Since the left-hand limit of $f(x)/x$ as $x$ approaches $1/2$ is also at least $1/2$ (because $f(x)$ is non-negative for $x$ close to $1/2$), we have

$\lim\limits_{x\to(1/2)^-}\dfrac{f(x)}x\geqslant\dfrac12$

Therefore, $f'(1/2)$ is at least $1/2$, as required to be shown.
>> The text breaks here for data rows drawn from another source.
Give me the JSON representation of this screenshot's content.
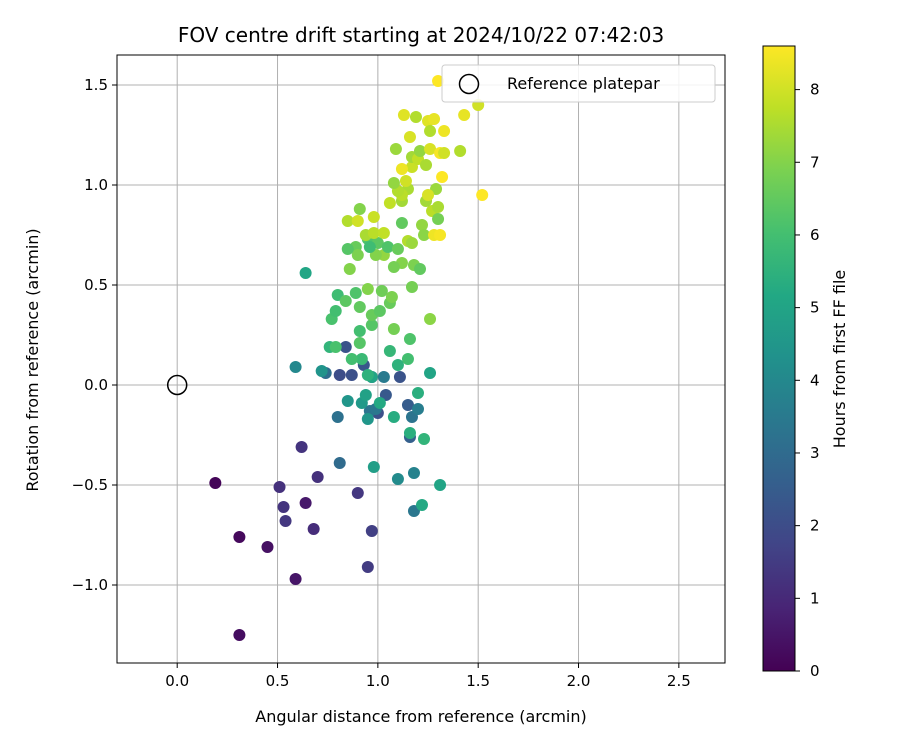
{
  "chart_data": {
    "type": "scatter",
    "title": "FOV centre drift starting at 2024/10/22 07:42:03",
    "xlabel": "Angular distance from reference (arcmin)",
    "ylabel": "Rotation from reference (arcmin)",
    "xlim": [
      -0.3,
      2.73
    ],
    "ylim": [
      -1.39,
      1.65
    ],
    "xticks": [
      0.0,
      0.5,
      1.0,
      1.5,
      2.0,
      2.5
    ],
    "xtick_labels": [
      "0.0",
      "0.5",
      "1.0",
      "1.5",
      "2.0",
      "2.5"
    ],
    "yticks": [
      -1.0,
      -0.5,
      0.0,
      0.5,
      1.0,
      1.5
    ],
    "ytick_labels": [
      "−1.0",
      "−0.5",
      "0.0",
      "0.5",
      "1.0",
      "1.5"
    ],
    "grid": true,
    "legend": {
      "placement": "top-right",
      "entries": [
        "Reference platepar"
      ]
    },
    "reference_point": {
      "name": "Reference platepar",
      "x": 0.0,
      "y": 0.0
    },
    "colorbar": {
      "label": "Hours from first FF file",
      "range": [
        0,
        8.6
      ],
      "ticks": [
        0,
        1,
        2,
        3,
        4,
        5,
        6,
        7,
        8
      ],
      "tick_labels": [
        "0",
        "1",
        "2",
        "3",
        "4",
        "5",
        "6",
        "7",
        "8"
      ],
      "colormap": "viridis"
    },
    "points": [
      {
        "x": 0.19,
        "y": -0.49,
        "c": 0.1
      },
      {
        "x": 0.31,
        "y": -0.76,
        "c": 0.2
      },
      {
        "x": 0.31,
        "y": -1.25,
        "c": 0.3
      },
      {
        "x": 0.45,
        "y": -0.81,
        "c": 0.4
      },
      {
        "x": 0.59,
        "y": -0.97,
        "c": 0.5
      },
      {
        "x": 0.64,
        "y": -0.59,
        "c": 0.6
      },
      {
        "x": 0.51,
        "y": -0.51,
        "c": 1.2
      },
      {
        "x": 0.53,
        "y": -0.61,
        "c": 1.3
      },
      {
        "x": 0.54,
        "y": -0.68,
        "c": 1.4
      },
      {
        "x": 0.62,
        "y": -0.31,
        "c": 1.3
      },
      {
        "x": 0.68,
        "y": -0.72,
        "c": 1.1
      },
      {
        "x": 0.7,
        "y": -0.46,
        "c": 1.2
      },
      {
        "x": 0.9,
        "y": -0.54,
        "c": 1.4
      },
      {
        "x": 0.95,
        "y": -0.91,
        "c": 1.5
      },
      {
        "x": 0.97,
        "y": -0.73,
        "c": 1.6
      },
      {
        "x": 0.81,
        "y": 0.05,
        "c": 2.0
      },
      {
        "x": 0.84,
        "y": 0.19,
        "c": 2.2
      },
      {
        "x": 0.87,
        "y": 0.05,
        "c": 2.1
      },
      {
        "x": 0.93,
        "y": 0.1,
        "c": 2.3
      },
      {
        "x": 0.97,
        "y": 0.04,
        "c": 2.0
      },
      {
        "x": 1.0,
        "y": -0.14,
        "c": 2.1
      },
      {
        "x": 1.04,
        "y": -0.05,
        "c": 2.4
      },
      {
        "x": 1.11,
        "y": 0.04,
        "c": 2.2
      },
      {
        "x": 1.15,
        "y": -0.1,
        "c": 2.5
      },
      {
        "x": 1.16,
        "y": -0.26,
        "c": 2.6
      },
      {
        "x": 0.81,
        "y": -0.39,
        "c": 3.0
      },
      {
        "x": 0.8,
        "y": -0.16,
        "c": 3.2
      },
      {
        "x": 0.74,
        "y": 0.06,
        "c": 3.1
      },
      {
        "x": 0.96,
        "y": -0.13,
        "c": 3.3
      },
      {
        "x": 0.99,
        "y": -0.12,
        "c": 3.4
      },
      {
        "x": 1.03,
        "y": 0.04,
        "c": 3.5
      },
      {
        "x": 1.17,
        "y": -0.16,
        "c": 3.3
      },
      {
        "x": 1.2,
        "y": -0.12,
        "c": 3.6
      },
      {
        "x": 1.18,
        "y": -0.63,
        "c": 3.4
      },
      {
        "x": 1.18,
        "y": -0.44,
        "c": 3.8
      },
      {
        "x": 1.1,
        "y": -0.47,
        "c": 4.1
      },
      {
        "x": 0.59,
        "y": 0.09,
        "c": 4.0
      },
      {
        "x": 0.72,
        "y": 0.07,
        "c": 4.4
      },
      {
        "x": 0.85,
        "y": -0.08,
        "c": 4.5
      },
      {
        "x": 0.92,
        "y": -0.09,
        "c": 4.6
      },
      {
        "x": 0.95,
        "y": -0.17,
        "c": 4.5
      },
      {
        "x": 0.98,
        "y": -0.41,
        "c": 4.8
      },
      {
        "x": 0.94,
        "y": -0.05,
        "c": 4.9
      },
      {
        "x": 0.97,
        "y": 0.04,
        "c": 5.0
      },
      {
        "x": 1.01,
        "y": -0.09,
        "c": 5.2
      },
      {
        "x": 1.08,
        "y": -0.16,
        "c": 5.3
      },
      {
        "x": 1.16,
        "y": -0.24,
        "c": 5.4
      },
      {
        "x": 1.22,
        "y": -0.6,
        "c": 5.2
      },
      {
        "x": 1.31,
        "y": -0.5,
        "c": 5.0
      },
      {
        "x": 1.23,
        "y": -0.27,
        "c": 5.6
      },
      {
        "x": 1.2,
        "y": -0.04,
        "c": 5.4
      },
      {
        "x": 1.26,
        "y": 0.06,
        "c": 5.0
      },
      {
        "x": 1.1,
        "y": 0.1,
        "c": 5.5
      },
      {
        "x": 0.64,
        "y": 0.56,
        "c": 5.1
      },
      {
        "x": 0.76,
        "y": 0.19,
        "c": 5.6
      },
      {
        "x": 0.92,
        "y": 0.13,
        "c": 5.8
      },
      {
        "x": 0.95,
        "y": 0.05,
        "c": 5.5
      },
      {
        "x": 1.06,
        "y": 0.17,
        "c": 5.7
      },
      {
        "x": 1.15,
        "y": 0.13,
        "c": 6.0
      },
      {
        "x": 1.16,
        "y": 0.23,
        "c": 6.2
      },
      {
        "x": 0.79,
        "y": 0.19,
        "c": 6.1
      },
      {
        "x": 0.87,
        "y": 0.13,
        "c": 6.0
      },
      {
        "x": 0.91,
        "y": 0.21,
        "c": 6.3
      },
      {
        "x": 0.77,
        "y": 0.33,
        "c": 6.1
      },
      {
        "x": 0.79,
        "y": 0.37,
        "c": 6.0
      },
      {
        "x": 0.8,
        "y": 0.45,
        "c": 5.9
      },
      {
        "x": 0.84,
        "y": 0.42,
        "c": 6.4
      },
      {
        "x": 0.89,
        "y": 0.46,
        "c": 6.2
      },
      {
        "x": 0.91,
        "y": 0.39,
        "c": 6.5
      },
      {
        "x": 0.91,
        "y": 0.27,
        "c": 6.0
      },
      {
        "x": 0.97,
        "y": 0.3,
        "c": 6.3
      },
      {
        "x": 0.97,
        "y": 0.35,
        "c": 6.6
      },
      {
        "x": 1.01,
        "y": 0.37,
        "c": 6.4
      },
      {
        "x": 1.06,
        "y": 0.41,
        "c": 6.6
      },
      {
        "x": 1.08,
        "y": 0.28,
        "c": 6.8
      },
      {
        "x": 1.02,
        "y": 0.47,
        "c": 6.7
      },
      {
        "x": 0.95,
        "y": 0.48,
        "c": 7.0
      },
      {
        "x": 1.07,
        "y": 0.44,
        "c": 6.9
      },
      {
        "x": 1.17,
        "y": 0.49,
        "c": 6.8
      },
      {
        "x": 1.26,
        "y": 0.33,
        "c": 7.1
      },
      {
        "x": 1.12,
        "y": 0.61,
        "c": 7.0
      },
      {
        "x": 1.18,
        "y": 0.6,
        "c": 6.9
      },
      {
        "x": 1.21,
        "y": 0.58,
        "c": 6.5
      },
      {
        "x": 1.08,
        "y": 0.59,
        "c": 6.8
      },
      {
        "x": 1.03,
        "y": 0.65,
        "c": 7.2
      },
      {
        "x": 0.99,
        "y": 0.65,
        "c": 7.0
      },
      {
        "x": 0.89,
        "y": 0.69,
        "c": 6.6
      },
      {
        "x": 0.9,
        "y": 0.65,
        "c": 6.9
      },
      {
        "x": 0.86,
        "y": 0.58,
        "c": 7.0
      },
      {
        "x": 0.85,
        "y": 0.68,
        "c": 6.3
      },
      {
        "x": 0.95,
        "y": 0.73,
        "c": 6.2
      },
      {
        "x": 1.0,
        "y": 0.71,
        "c": 6.4
      },
      {
        "x": 1.05,
        "y": 0.69,
        "c": 6.2
      },
      {
        "x": 1.1,
        "y": 0.68,
        "c": 6.6
      },
      {
        "x": 1.12,
        "y": 0.81,
        "c": 6.5
      },
      {
        "x": 0.96,
        "y": 0.69,
        "c": 5.9
      },
      {
        "x": 0.91,
        "y": 0.88,
        "c": 7.0
      },
      {
        "x": 0.94,
        "y": 0.75,
        "c": 7.5
      },
      {
        "x": 0.98,
        "y": 0.76,
        "c": 7.7
      },
      {
        "x": 1.03,
        "y": 0.76,
        "c": 7.8
      },
      {
        "x": 0.98,
        "y": 0.84,
        "c": 7.9
      },
      {
        "x": 0.85,
        "y": 0.82,
        "c": 7.6
      },
      {
        "x": 0.9,
        "y": 0.82,
        "c": 8.0
      },
      {
        "x": 1.06,
        "y": 0.91,
        "c": 7.8
      },
      {
        "x": 1.12,
        "y": 0.92,
        "c": 7.4
      },
      {
        "x": 1.15,
        "y": 0.72,
        "c": 7.6
      },
      {
        "x": 1.17,
        "y": 0.71,
        "c": 7.3
      },
      {
        "x": 1.22,
        "y": 0.8,
        "c": 7.2
      },
      {
        "x": 1.23,
        "y": 0.75,
        "c": 7.1
      },
      {
        "x": 1.28,
        "y": 0.75,
        "c": 8.4
      },
      {
        "x": 1.31,
        "y": 0.75,
        "c": 8.5
      },
      {
        "x": 1.27,
        "y": 0.87,
        "c": 7.7
      },
      {
        "x": 1.3,
        "y": 0.83,
        "c": 6.8
      },
      {
        "x": 1.24,
        "y": 0.92,
        "c": 7.4
      },
      {
        "x": 1.3,
        "y": 0.89,
        "c": 7.5
      },
      {
        "x": 1.29,
        "y": 0.98,
        "c": 7.3
      },
      {
        "x": 1.25,
        "y": 0.95,
        "c": 8.1
      },
      {
        "x": 1.15,
        "y": 0.98,
        "c": 7.5
      },
      {
        "x": 1.12,
        "y": 0.95,
        "c": 7.7
      },
      {
        "x": 1.1,
        "y": 0.97,
        "c": 7.6
      },
      {
        "x": 1.08,
        "y": 1.01,
        "c": 7.2
      },
      {
        "x": 1.14,
        "y": 1.02,
        "c": 8.0
      },
      {
        "x": 1.17,
        "y": 1.09,
        "c": 7.9
      },
      {
        "x": 1.17,
        "y": 1.14,
        "c": 7.4
      },
      {
        "x": 1.2,
        "y": 1.13,
        "c": 7.8
      },
      {
        "x": 1.21,
        "y": 1.17,
        "c": 7.2
      },
      {
        "x": 1.24,
        "y": 1.1,
        "c": 7.5
      },
      {
        "x": 1.26,
        "y": 1.18,
        "c": 8.1
      },
      {
        "x": 1.25,
        "y": 1.32,
        "c": 8.2
      },
      {
        "x": 1.26,
        "y": 1.27,
        "c": 7.6
      },
      {
        "x": 1.28,
        "y": 1.33,
        "c": 8.3
      },
      {
        "x": 1.33,
        "y": 1.27,
        "c": 8.4
      },
      {
        "x": 1.31,
        "y": 1.16,
        "c": 8.5
      },
      {
        "x": 1.32,
        "y": 1.04,
        "c": 8.6
      },
      {
        "x": 1.12,
        "y": 1.08,
        "c": 8.4
      },
      {
        "x": 1.09,
        "y": 1.18,
        "c": 7.3
      },
      {
        "x": 1.16,
        "y": 1.24,
        "c": 8.1
      },
      {
        "x": 1.19,
        "y": 1.34,
        "c": 7.6
      },
      {
        "x": 1.13,
        "y": 1.35,
        "c": 8.2
      },
      {
        "x": 1.41,
        "y": 1.17,
        "c": 7.6
      },
      {
        "x": 1.43,
        "y": 1.35,
        "c": 8.3
      },
      {
        "x": 1.5,
        "y": 1.4,
        "c": 8.0
      },
      {
        "x": 1.52,
        "y": 0.95,
        "c": 8.6
      },
      {
        "x": 1.3,
        "y": 1.52,
        "c": 8.6
      },
      {
        "x": 1.33,
        "y": 1.16,
        "c": 8.0
      }
    ]
  }
}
Please cheak this or give another solution... thank you...

Answer 1

Since for hypothesis there exists $\,f’\left(\dfrac12\right)\,,\,$ the function $\,f(x)\,$ is continuous at $\,x=\dfrac12\,.$

Moreover,

$ f(x)>\dfrac x2\quad$ for $\;x>\dfrac12\;,$

$ f(x)<\dfrac x2\quad$ for $\;x<\dfrac12\,.$

Consequently,

$f\left(\dfrac12\right)=\lim\limits_{x\to(1/2)^+}f(x)\geqslant\lim\limits_{x\to(1/2)^+}\dfrac x2=\dfrac14\;,$

$f\left(\dfrac12\right)=\lim\limits_{x\to(1/2)^-}f(x)\leqslant\lim\limits_{x\to(1/2)^-}\dfrac x2=\dfrac14\;,$

hence $\;f\left(\dfrac12\right)=\dfrac14\;.$

Furthermore ,

$\dfrac{f(x)-f\left(\frac12\right)}{x-\frac12}=\dfrac{f(x)-\frac14}{x-\frac12}=$

$=\dfrac{f(x)-\frac x2}{x-\frac12}+\dfrac{\frac x2-\frac14}{x-\frac12}=\dfrac{2f(x)-x}{2x-1}+\dfrac12=$

$=\dfrac{(2x-1)[2f(x)-x]}{(2x-1)^2}+\dfrac12>\dfrac12\quad$ for all $\;x\ne\dfrac12\;.$

Consequently,

$f’\left(\dfrac12\right)=\lim\limits_{x\to\frac12} \dfrac{f(x)-f\left(\frac12\right)}{x-\frac12}\geqslant\dfrac12\;.$